Yesterday, Russian troops launched a missile strike close to the South Ukrainian Nuclear Power Plant. The terror that the world sees now in Ukraine is not an isolated act.

The missiles exploded three hundred meters from one of the power plants. A wave from a powerful explosion took out windows and doors in nearby buildings, a fire broke out in an industrial area. A series of strikes were inflicted on residential areas of several Ukrainian cities. 

The terror that the world sees now in Ukraine is not an isolated act orchestrated by the Kremlin dictator. Step by step, observing what the world would say and how it would react to his acts of cruelty, Putin has come a long way. Unfortunately, the reactions were not always adequate, sometimes even forgiving.

An excursion into history – In September 1999, Putin served only a month as the head of the Russian government. There is no official second Russian-Chechen war yet. It will only begin in early October with military columns crossing the borders of Chechnya. But already in September, the main cities and villages of Chechnya are being bombarded and rocketed. Here are just three examples out of dozens like them.

On the night of September 6, two Russian attack aircraft fired several rockets at the small village of Zamai-Yurt in the mountainous Nozhai-Yurt region of Chechnya. Terrible explosions tore apart the houses on its main street. In the certificate of the head of the administration, the names of 22 victims were listed. But it does not include those who subsequently died from wounds. Additionally, it is known that passing residents of other settlements were also affected. In particular, one of the victims was from the neighbouring village of Galaity, and two lived in Mesket.

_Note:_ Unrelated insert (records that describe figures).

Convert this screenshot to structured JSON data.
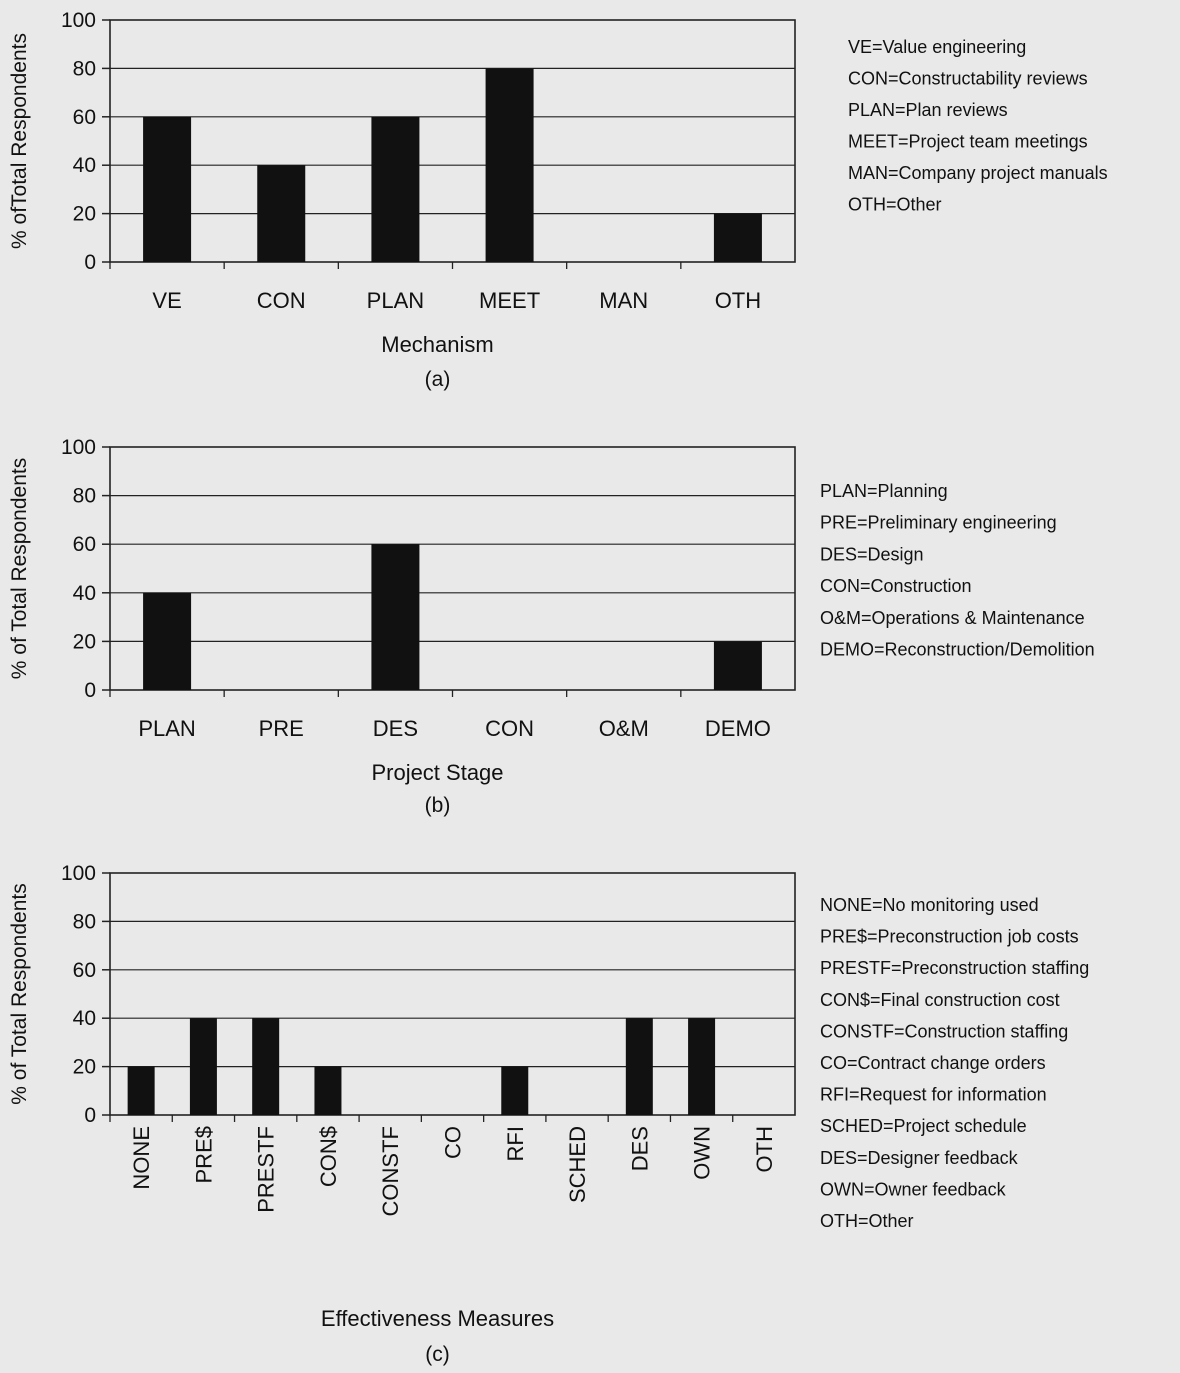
{
  "chart_data": [
    {
      "type": "bar",
      "panel_label": "(a)",
      "categories": [
        "VE",
        "CON",
        "PLAN",
        "MEET",
        "MAN",
        "OTH"
      ],
      "values": [
        60,
        40,
        60,
        80,
        0,
        20
      ],
      "xlabel": "Mechanism",
      "ylabel": "% ofTotal Respondents",
      "ylim": [
        0,
        100
      ],
      "yticks": [
        "0",
        "20",
        "40",
        "60",
        "80",
        "100"
      ],
      "grid": true,
      "legend_position": "right",
      "legend": [
        "VE=Value engineering",
        "CON=Constructability reviews",
        "PLAN=Plan reviews",
        "MEET=Project team meetings",
        "MAN=Company project manuals",
        "OTH=Other"
      ]
    },
    {
      "type": "bar",
      "panel_label": "(b)",
      "categories": [
        "PLAN",
        "PRE",
        "DES",
        "CON",
        "O&M",
        "DEMO"
      ],
      "values": [
        40,
        0,
        60,
        0,
        0,
        20
      ],
      "xlabel": "Project Stage",
      "ylabel": "% of Total Respondents",
      "ylim": [
        0,
        100
      ],
      "yticks": [
        "0",
        "20",
        "40",
        "60",
        "80",
        "100"
      ],
      "grid": true,
      "legend_position": "right",
      "legend": [
        "PLAN=Planning",
        "PRE=Preliminary engineering",
        "DES=Design",
        "CON=Construction",
        "O&M=Operations & Maintenance",
        "DEMO=Reconstruction/Demolition"
      ]
    },
    {
      "type": "bar",
      "panel_label": "(c)",
      "categories": [
        "NONE",
        "PRE$",
        "PRESTF",
        "CON$",
        "CONSTF",
        "CO",
        "RFI",
        "SCHED",
        "DES",
        "OWN",
        "OTH"
      ],
      "values": [
        20,
        40,
        40,
        20,
        0,
        0,
        20,
        0,
        40,
        40,
        0
      ],
      "xlabel": "Effectiveness Measures",
      "ylabel": "% of Total Respondents",
      "ylim": [
        0,
        100
      ],
      "yticks": [
        "0",
        "20",
        "40",
        "60",
        "80",
        "100"
      ],
      "grid": true,
      "rotated_category_labels": true,
      "legend_position": "right",
      "legend": [
        "NONE=No monitoring used",
        "PRE$=Preconstruction job costs",
        "PRESTF=Preconstruction staffing",
        "CON$=Final construction cost",
        "CONSTF=Construction staffing",
        "CO=Contract change orders",
        "RFI=Request for information",
        "SCHED=Project schedule",
        "DES=Designer feedback",
        "OWN=Owner feedback",
        "OTH=Other"
      ]
    }
  ],
  "colors": {
    "background": "#e9e9e9",
    "bar": "#111111",
    "grid": "#222222",
    "axis": "#222222",
    "text": "#111111"
  }
}
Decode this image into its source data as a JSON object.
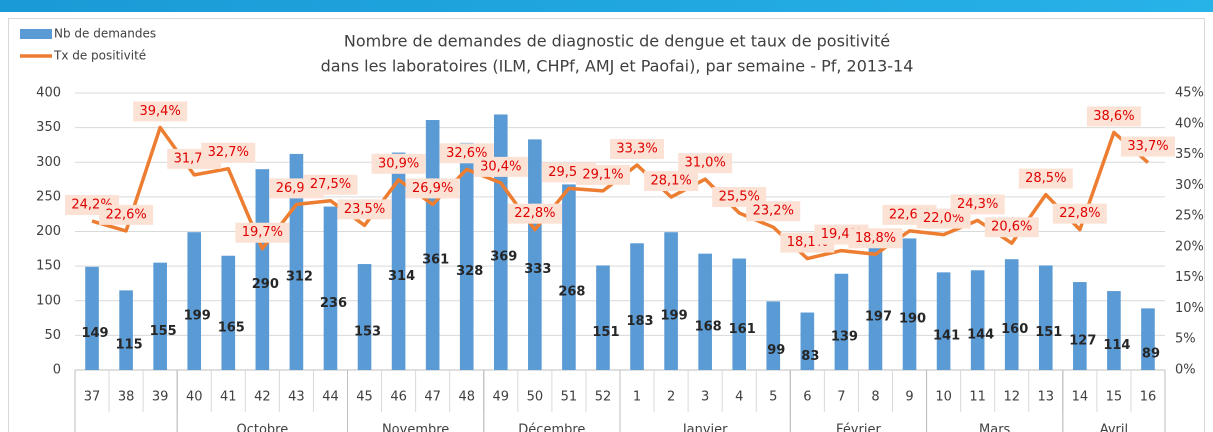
{
  "chart_data": {
    "type": "bar",
    "title": [
      "Nombre de demandes de diagnostic de dengue et taux de positivité",
      "dans les laboratoires (ILM, CHPf, AMJ et Paofai), par semaine - Pf, 2013-14"
    ],
    "categories": [
      "37",
      "38",
      "39",
      "40",
      "41",
      "42",
      "43",
      "44",
      "45",
      "46",
      "47",
      "48",
      "49",
      "50",
      "51",
      "52",
      "1",
      "2",
      "3",
      "4",
      "5",
      "6",
      "7",
      "8",
      "9",
      "10",
      "11",
      "12",
      "13",
      "14",
      "15",
      "16"
    ],
    "groups": [
      {
        "label": null,
        "span": 3
      },
      {
        "label": "Octobre",
        "span": 5
      },
      {
        "label": "Novembre",
        "span": 4
      },
      {
        "label": "Décembre",
        "span": 4
      },
      {
        "label": "Janvier",
        "span": 5
      },
      {
        "label": "Février",
        "span": 4
      },
      {
        "label": "Mars",
        "span": 4
      },
      {
        "label": "Avril",
        "span": 3
      }
    ],
    "series": [
      {
        "name": "Nb de demandes",
        "type": "bar",
        "color": "#5b9bd5",
        "values": [
          149,
          115,
          155,
          199,
          165,
          290,
          312,
          236,
          153,
          314,
          361,
          328,
          369,
          333,
          268,
          151,
          183,
          199,
          168,
          161,
          99,
          83,
          139,
          197,
          190,
          141,
          144,
          160,
          151,
          127,
          114,
          89
        ]
      },
      {
        "name": "Tx de positivité",
        "type": "line",
        "axis": "y2",
        "color": "#ed7d31",
        "values": [
          24.2,
          22.6,
          39.4,
          31.7,
          32.7,
          19.7,
          26.9,
          27.5,
          23.5,
          30.9,
          26.9,
          32.6,
          30.4,
          22.8,
          29.5,
          29.1,
          33.3,
          28.1,
          31.0,
          25.5,
          23.2,
          18.1,
          19.4,
          18.8,
          22.6,
          22.0,
          24.3,
          20.6,
          28.5,
          22.8,
          38.6,
          33.7
        ],
        "value_labels": [
          "24,2%",
          "22,6%",
          "39,4%",
          "31,7%",
          "32,7%",
          "19,7%",
          "26,9%",
          "27,5%",
          "23,5%",
          "30,9%",
          "26,9%",
          "32,6%",
          "30,4%",
          "22,8%",
          "29,5%",
          "29,1%",
          "33,3%",
          "28,1%",
          "31,0%",
          "25,5%",
          "23,2%",
          "18,1%",
          "19,4%",
          "18,8%",
          "22,6%",
          "22,0%",
          "24,3%",
          "20,6%",
          "28,5%",
          "22,8%",
          "38,6%",
          "33,7%"
        ]
      }
    ],
    "ylim": [
      0,
      400
    ],
    "yticks": [
      0,
      50,
      100,
      150,
      200,
      250,
      300,
      350,
      400
    ],
    "y2lim": [
      0,
      45
    ],
    "y2ticks": [
      {
        "value": 0,
        "label": "0%"
      },
      {
        "value": 5,
        "label": "5%"
      },
      {
        "value": 10,
        "label": "10%"
      },
      {
        "value": 15,
        "label": "15%"
      },
      {
        "value": 20,
        "label": "20%"
      },
      {
        "value": 25,
        "label": "25%"
      },
      {
        "value": 30,
        "label": "30%"
      },
      {
        "value": 35,
        "label": "35%"
      },
      {
        "value": 40,
        "label": "40%"
      },
      {
        "value": 45,
        "label": "45%"
      }
    ],
    "legend": "top-left"
  }
}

At least one family from Zamai-Yurt died altogether: a mother and her four children (a son and three daughters) aged 6 to 17.

At about five o’clock in the evening on September 12, 1999, Russian planes made two raids on the village of Kogi, located in the very north of the Chechen Republic. They first dropped bombs on two outlying houses, blowing up and injuring the adults inside, and killing two children, aged three and nine, in the street. The Russian pilots, who turned around for the second approach, attacked their 30-year-old mother, who rushed to the dead children, and two other women: 51 and 63 years old. The eldest of them held her one-year-old grandson in her arms. Falling, she covered him with her body and thus saved the baby’s life.

The village of Kogi has not yet been restored. After that bombing, the inhabitants left it, it seems, forever.

On September 27, four Russian attack aircraft targeted the village of Staraya Sunzha, which at that time was home to about nine thousand people. At least six people were killed, who were hiding in the basement of a house on Batukaev Street. Among them is a 21-year-old pregnant woman and her two children: a boy of two and a half years and a one-year-old girl.

Elsewhere, a 48-year-old man was killed by shrapnel from an exploding bomb (or unguided rocket). In general, more than 20 people were killed in this village that day. Dozens were injured of varying severity. As a result of a targeted strike on secondary school No. 1, schoolchildren who were in the classroom were injured. Some of them severely.

The Database of the Norwegian Helsinki Committee’s Natalia Estemirova Documentation Center (NEDC) at the contains thousands of text, photo and video documents describing such crimes. Already during the second war in Chechnya, one could already identify in Putin’s regime patterns of cruelty, disregard for human suffering and boundless deceit.
If back then, in 1999, the world adequately reacted on suffering of the Chechens, then perhaps the current terror could have been avoided.